Cierro los ojos.
Siento la conciencia, la presencia, de la luz que toca mi piel.
Siento la conciencia la presencia, de la tierra bajo mis pies y mi cuerpo.
Siento la conciencia la presencia, del océano cuyas olas rompen en la orilla.
Siento la conciencia la presencia, de los pájaros cuyo canto escucho.
Siento la conciencia la presencia, del aire que respiro y noto esa presencia y conciencia entrar en mi cuerpo.
Siento la conciencia la presencia, de todas mis células.
Mi cuerpo se abre y se expande. Desaparecen sus límites.
Todo es un mar de Vida.
Todo es una red de Vida, en constante, fluctuante y armonioso movimiento.
No tengo límites. Formo parte de ese mar, de esa red.
No estoy dentro de mi cabeza. No hay cabeza. No hay voz dentro de la cabeza.
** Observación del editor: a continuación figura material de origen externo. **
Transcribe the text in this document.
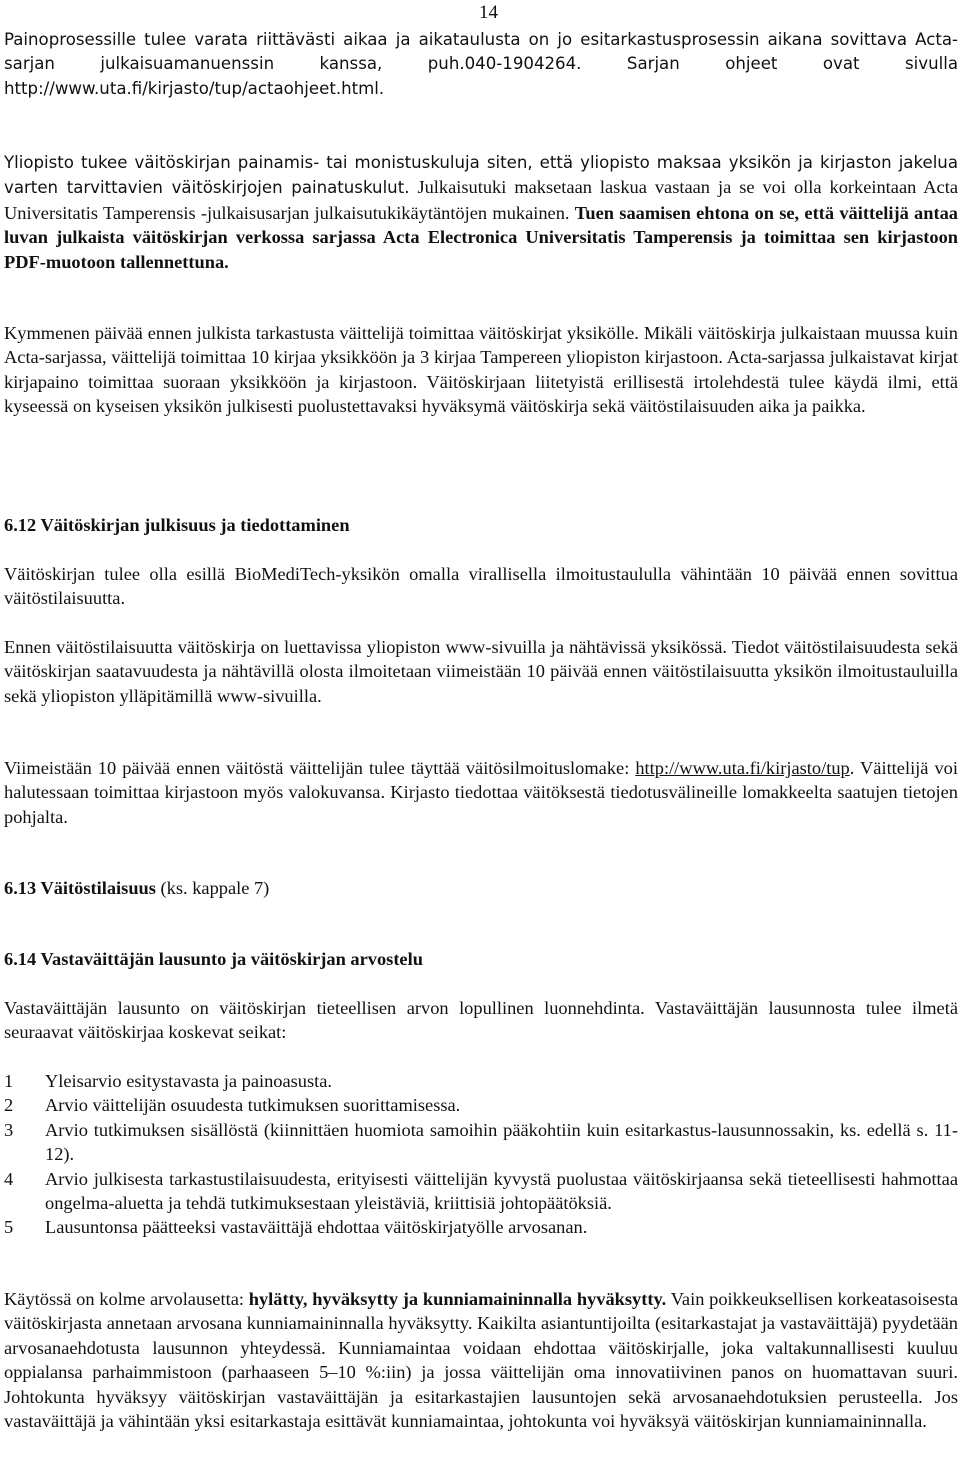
14

Painoprosessille tulee varata riittävästi aikaa ja aikataulusta on jo esitarkastusprosessin aikana sovittava Acta-sarjan julkaisuamanuenssin kanssa, puh.040-1904264. Sarjan ohjeet ovat sivulla http://www.uta.fi/kirjasto/tup/actaohjeet.html.

Yliopisto tukee väitöskirjan painamis- tai monistuskuluja siten, että yliopisto maksaa yksikön ja kirjaston jakelua varten tarvittavien väitöskirjojen painatuskulut. Julkaisutuki maksetaan laskua vastaan ja se voi olla korkeintaan Acta Universitatis Tamperensis -julkaisusarjan julkaisutukikäytäntöjen mukainen. Tuen saamisen ehtona on se, että väittelijä antaa luvan julkaista väitöskirjan verkossa sarjassa Acta Electronica Universitatis Tamperensis ja toimittaa sen kirjastoon PDF-muotoon tallennettuna.

Kymmenen päivää ennen julkista tarkastusta väittelijä toimittaa väitöskirjat yksikölle. Mikäli väitöskirja julkaistaan muussa kuin Acta-sarjassa, väittelijä toimittaa 10 kirjaa yksikköön ja 3 kirjaa Tampereen yliopiston kirjastoon. Acta-sarjassa julkaistavat kirjat kirjapaino toimittaa suoraan yksikköön ja kirjastoon. Väitöskirjaan liitetyistä erillisestä irtolehdestä tulee käydä ilmi, että kyseessä on kyseisen yksikön julkisesti puolustettavaksi hyväksymä väitöskirja sekä väitöstilaisuuden aika ja paikka.

6.12 Väitöskirjan julkisuus ja tiedottaminen

Väitöskirjan tulee olla esillä BioMediTech-yksikön omalla virallisella ilmoitustaululla vähintään 10 päivää ennen sovittua väitöstilaisuutta.

Ennen väitöstilaisuutta väitöskirja on luettavissa yliopiston www-sivuilla ja nähtävissä yksikössä. Tiedot väitöstilaisuudesta sekä väitöskirjan saatavuudesta ja nähtävillä olosta ilmoitetaan viimeistään 10 päivää ennen väitöstilaisuutta yksikön ilmoitustauluilla sekä yliopiston ylläpitämillä www-sivuilla.

Viimeistään 10 päivää ennen väitöstä väittelijän tulee täyttää väitösilmoituslomake: http://www.uta.fi/kirjasto/tup. Väittelijä voi halutessaan toimittaa kirjastoon myös valokuvansa. Kirjasto tiedottaa väitöksestä tiedotusvälineille lomakkeelta saatujen tietojen pohjalta.

6.13 Väitöstilaisuus (ks. kappale 7)
6.14 Vastaväittäjän lausunto ja väitöskirjan arvostelu

Vastaväittäjän lausunto on väitöskirjan tieteellisen arvon lopullinen luonnehdinta. Vastaväittäjän lausunnosta tulee ilmetä seuraavat väitöskirjaa koskevat seikat:

1 Yleisarvio esitystavasta ja painoasusta.
2 Arvio väittelijän osuudesta tutkimuksen suorittamisessa.
3 Arvio tutkimuksen sisällöstä (kiinnittäen huomiota samoihin pääkohtiin kuin esitarkastus-lausunnossakin, ks. edellä s. 11-12).
4 Arvio julkisesta tarkastustilaisuudesta, erityisesti väittelijän kyvystä puolustaa väitöskirjaansa sekä tieteellisesti hahmottaa ongelma-aluetta ja tehdä tutkimuksestaan yleistäviä, kriittisiä johtopäätöksiä.
5 Lausuntonsa päätteeksi vastaväittäjä ehdottaa väitöskirjatyölle arvosanan.

Käytössä on kolme arvolausetta: hylätty, hyväksytty ja kunniamaininnalla hyväksytty. Vain poikkeuksellisen korkeatasoisesta väitöskirjasta annetaan arvosana kunniamaininnalla hyväksytty. Kaikilta asiantuntijoilta (esitarkastajat ja vastaväittäjä) pyydetään arvosanaehdotusta lausunnon yhteydessä. Kunniamaintaa voidaan ehdottaa väitöskirjalle, joka valtakunnallisesti kuuluu oppialansa parhaimmistoon (parhaaseen 5–10 %:iin) ja jossa väittelijän oma innovatiivinen panos on huomattavan suuri. Johtokunta hyväksyy väitöskirjan vastaväittäjän ja esitarkastajien lausuntojen sekä arvosanaehdotuksien perusteella. Jos vastaväittäjä ja vähintään yksi esitarkastaja esittävät kunniamaintaa, johtokunta voi hyväksyä väitöskirjan kunniamaininnalla.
Energía vibrante y expansiva, armoniosa y fluctuante.
Eso es lo que soy.
Abro los ojos.
Veo la gente. Siento otra vez los límites de mi cuerpo.
Pero siento, profundamente, la conexión con la luz, la tierra, el océano, los pájaros, el aire, la gente que me rodea, y con mi propio cuerpo.
No puedo si no amar intensamente todo aquello con lo que siento esa conexión.
Profundamente enraizada en el amor, la paz y la vida.
El sufrimiento, el aislamiento, la soledad de vivir aislados dentro de nuestras cabezas, separados del resto, separados del mundo, incomprendidos, solos, es el peor destino del ser humano.
Y ese destino es un engaño, un espejismo, un juego de espejos.
Como la brizna de hierba, como el tallo de lo que será flor, se abre con esfuerzo paso entre los terrones de tierra, el ser humano se abre paso y se asomo a una realidad mucho más luminosa y espaciosa de lo que nunca había imaginado.